Another difference was the intake of cases. When a new patient comes to the hospital, they go to a separate area of the hospital- “triage”. Veterinary residents (similar to veterinary interns in the US) in the triage region are responsible for examining all animals entering the hospital to decide the department they need to see and if they will be seen that day. Certain departments only accept certain types of cases relevant to current research and teaching, although the surgery department was able to accept most cases. If you are accepted to be seen that day, you place your blue card with the proper department and wait in a large open-air lobby to be seen.

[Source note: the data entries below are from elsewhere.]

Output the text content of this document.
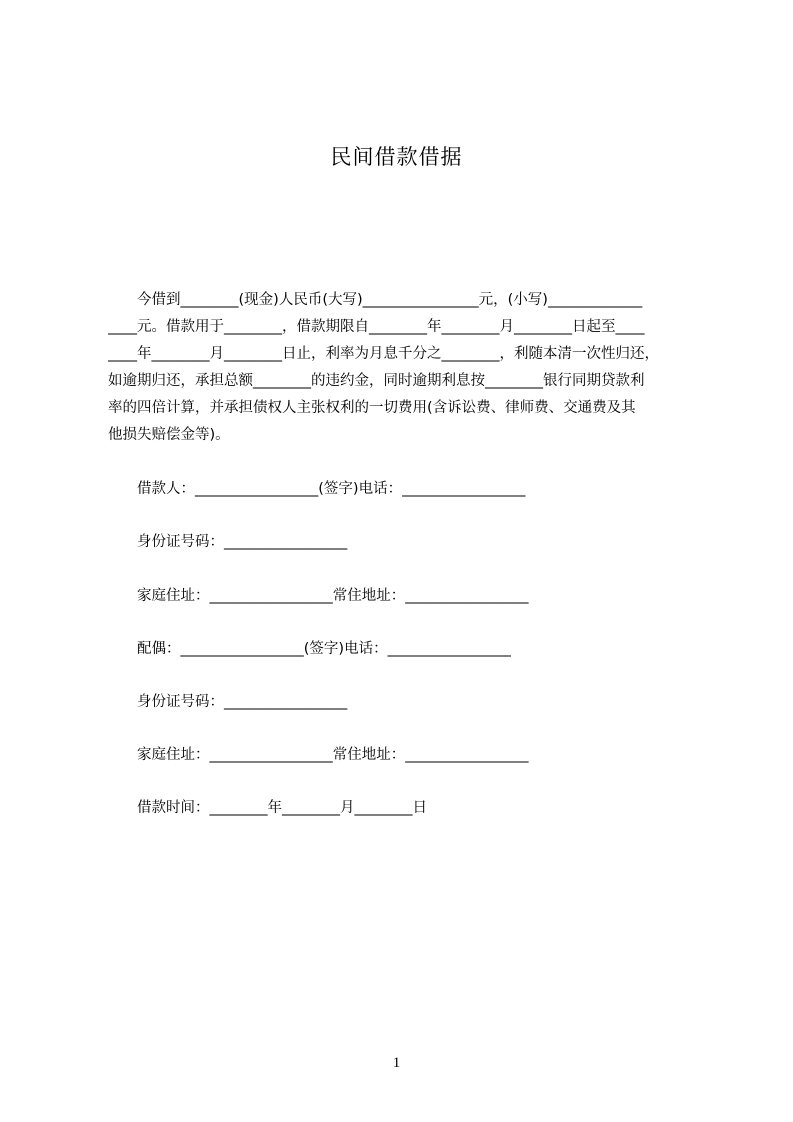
民间借款借据

　　今借到________(现金)人民币(大写)________________元，(小写)_____________

____元。借款用于________，借款期限自________年________月________日起至____

____年________月________日止，利率为月息千分之________，利随本清一次性归还，

如逾期归还，承担总额________的违约金，同时逾期利息按________银行同期贷款利

率的四倍计算，并承担债权人主张权利的一切费用(含诉讼费、律师费、交通费及其

他损失赔偿金等)。

借款人：_________________(签字)电话：_________________

身份证号码：_________________

家庭住址：_________________常住地址：_________________

配偶：_________________(签字)电话：_________________

身份证号码：_________________

家庭住址：_________________常住地址：_________________

借款时间：________年________月________日

1
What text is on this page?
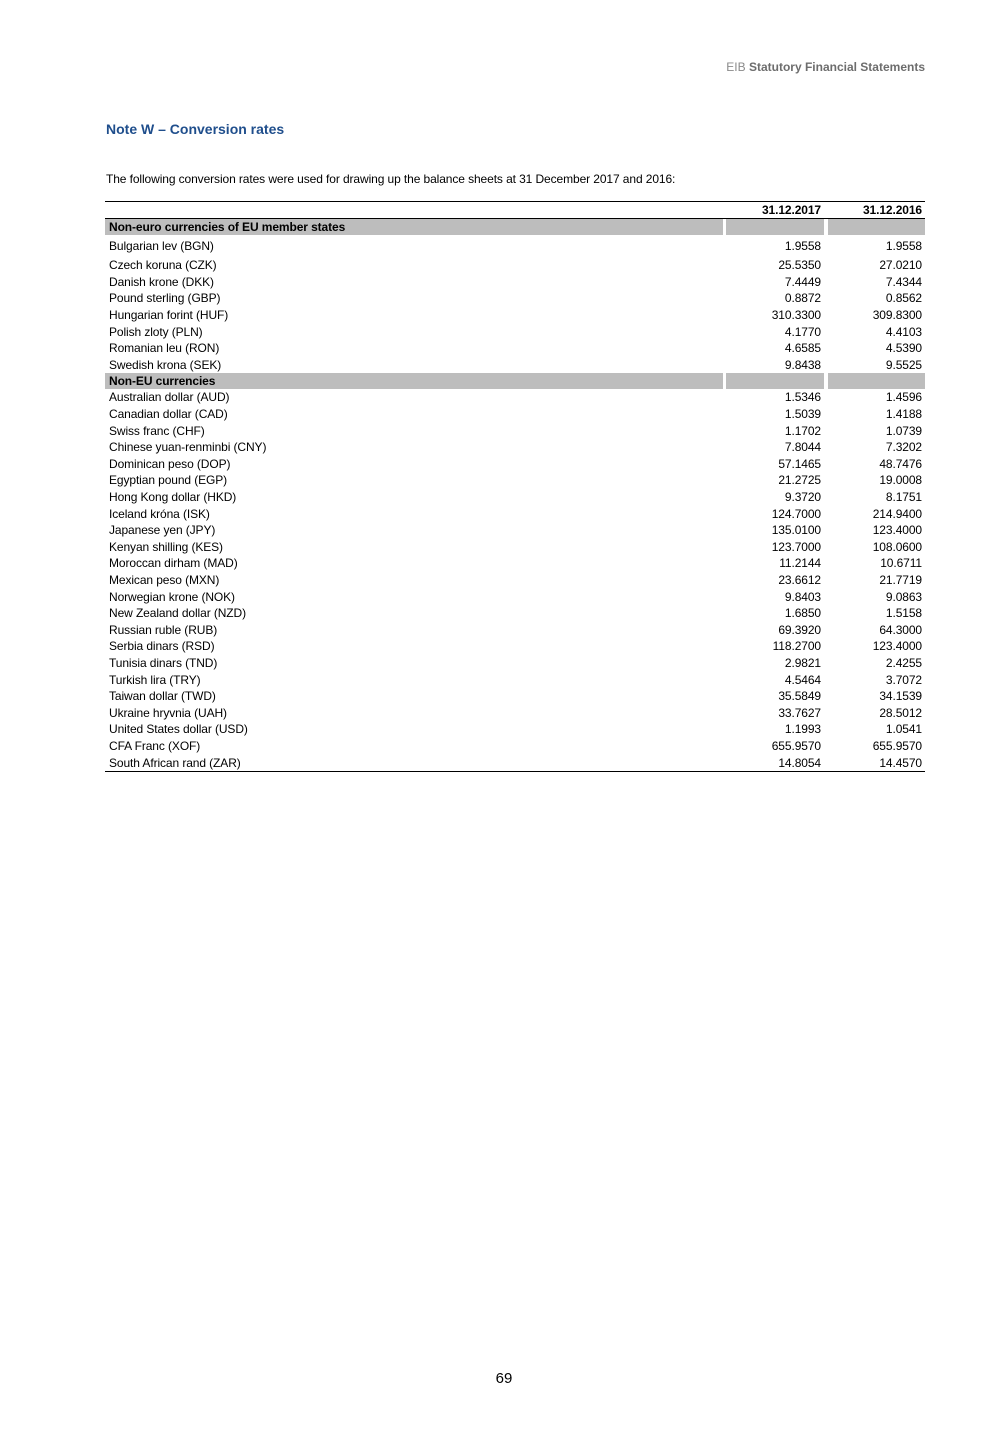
EIB Statutory Financial Statements
Note W – Conversion rates
The following conversion rates were used for drawing up the balance sheets at 31 December 2017 and 2016:
		31.12.2017		31.12.2016
Non-euro currencies of EU member states				
Bulgarian lev (BGN)		1.9558		1.9558
Czech koruna (CZK)		25.5350		27.0210
Danish krone (DKK)		7.4449		7.4344
Pound sterling (GBP)		0.8872		0.8562
Hungarian forint (HUF)		310.3300		309.8300
Polish zloty (PLN)		4.1770		4.4103
Romanian leu (RON)		4.6585		4.5390
Swedish krona (SEK)		9.8438		9.5525
Non-EU currencies				
Australian dollar (AUD)		1.5346		1.4596
Canadian dollar (CAD)		1.5039		1.4188
Swiss franc (CHF)		1.1702		1.0739
Chinese yuan-renminbi (CNY)		7.8044		7.3202
Dominican peso (DOP)		57.1465		48.7476
Egyptian pound (EGP)		21.2725		19.0008
Hong Kong dollar (HKD)		9.3720		8.1751
Iceland króna (ISK)		124.7000		214.9400
Japanese yen (JPY)		135.0100		123.4000
Kenyan shilling (KES)		123.7000		108.0600
Moroccan dirham (MAD)		11.2144		10.6711
Mexican peso (MXN)		23.6612		21.7719
Norwegian krone (NOK)		9.8403		9.0863
New Zealand dollar (NZD)		1.6850		1.5158
Russian ruble (RUB)		69.3920		64.3000
Serbia dinars (RSD)		118.2700		123.4000
Tunisia dinars (TND)		2.9821		2.4255
Turkish lira (TRY)		4.5464		3.7072
Taiwan dollar (TWD)		35.5849		34.1539
Ukraine hryvnia (UAH)		33.7627		28.5012
United States dollar (USD)		1.1993		1.0541
CFA Franc (XOF)		655.9570		655.9570
South African rand (ZAR)		14.8054		14.4570
69
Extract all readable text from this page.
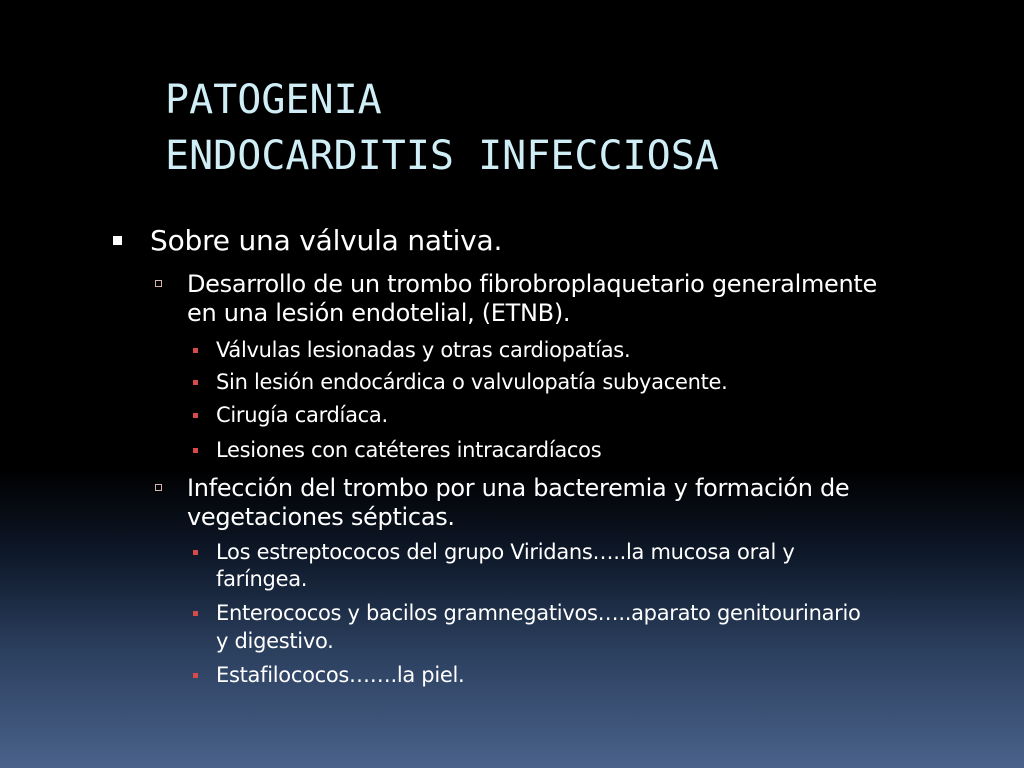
PATOGENIA
ENDOCARDITIS INFECCIOSA
Sobre una válvula nativa.
Desarrollo de un trombo fibrobroplaquetario generalmente
en una lesión endotelial, (ETNB).
Válvulas lesionadas y otras cardiopatías.
Sin lesión endocárdica o valvulopatía subyacente.
Cirugía cardíaca.
Lesiones con catéteres intracardíacos
Infección del trombo por una bacteremia y formación de
vegetaciones sépticas.
Los estreptococos del grupo Viridans…..la mucosa oral y
faríngea.
Enterococos y bacilos gramnegativos…..aparato genitourinario
y digestivo.
Estafilococos…….la piel.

The third difference I noted was the handling of the patient during examination and the owner presence. The owner stays with the patient throughout the exam and immediately pre- and post-operatively. On surgery day, the owner spends the day at the hospital and is there to hold the patient as they recover and for post-operative radiographs. During a regular exam, the owner is responsible for holding the pet’s head to comfort them and making sure the pet does not move up front as the doctor does the exam and bandage changes.

Overall, I really enjoyed my time at the hospital. The doctors were very friendly and loved to joke around. Most everyone tried to speak some English during my stay and many people were fluent. Every day they would make sure we had time to sit down together for lunch and the doctors introduced me to many restaurants with native Brazilian food! I took public transportation across the city and had no problems. My only regret while studying at the university was not knowing more Portuguese so I could better communicate with clients directly. My Portuguese definitely improved while I was there but studying more before going would have been useful. While I was at the University of Sao Paulo, with the high caseload I saw many types of cases I will see in private practice, as well as surgeries I will be expected to perform. I had a very enjoyable time getting to know the doctors and would recommend the experience to others, but would say knowing more Portuguese would be helpful although not necessary. I am very grateful I was able to have this opportunity!